The great thing about having a jukebox is that you can make the B-side of a single the A-side with a flip of the record in the slot. Today’s jukebox classic is one such record that I purchased specifically for the B-side and changed them around.
“Brown Eyed Handsome Man” was the flip side of Chuck Berry’s fifth single for Chess Records, “Too Much Monkey Business,” and was also from his 1956 debut album After School Session. The track was recorded in April of 1956 and featured Johnnie Johnson on piano, L.C. Davis on tenor sax, Willie Dixon on bass and Fred Below on drums. Even though the song was designated as the B-side of the single it was on, it still managed to place at #5 on the R&B charts. It was also one of the few singles in the juke that was originally released as a 78rpm first.

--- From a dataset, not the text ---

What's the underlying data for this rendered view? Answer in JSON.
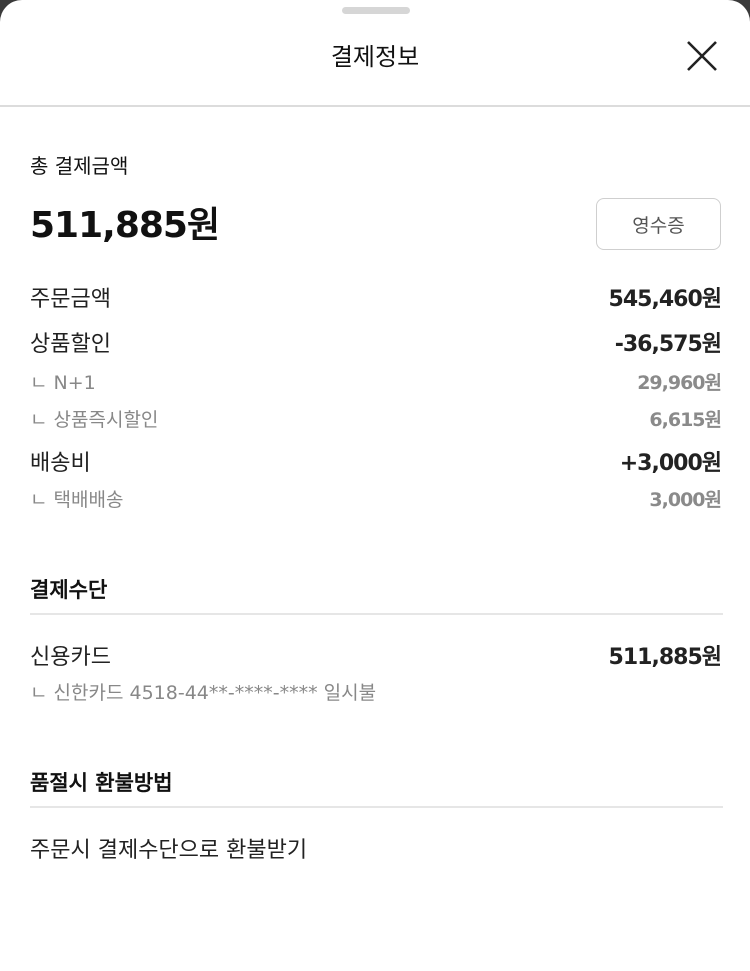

Berry was one of the first literary rock and roll songwriters whose sophisticated prose and observational skills created songs that described his world with pinpoint accuracy. “Brown Eyed Handsome Man” was a sly comment on race relations that was written after Berry witnessed an arrest of a Hispanic man in California. In it, Berry also brags about the appeal of black men to white women, much to the chagrin of 1950s white America.
The song has been covered by the likes of Buddy Holly, Johnny Rivers, Nina Simone, Waylon Jennings, Robert Cray, Paul McCartney, and it was also performed by Johnny Cash, Carl Perkins, Jerry Lee Lewis and Elvis Presley when they convened at Sun Studios for the relaxed jam session that is now known as The Million Dollar Quartet.
The real A-side to the single was “Too Much Monkey Business,” that according to Chuck Berry’s autobiography was meant to describe the types of hassles a person encounters in everyday life. The song was recorded at the same session as its flip and also featured Johnnie Johnson on piano, Willie Dixon on bass and Fred Below on drums. The song climbed to #4 on the Billboard Jukebox Play chart.
It has been covered by the likes of Elvis Presley, The Beatles, The Hollies, The Yardbirds, the Kinks and Eric Clapton to name but a few, and the song was a huge influence on Bob Dylan’s “Subterranean Homesick Blues.”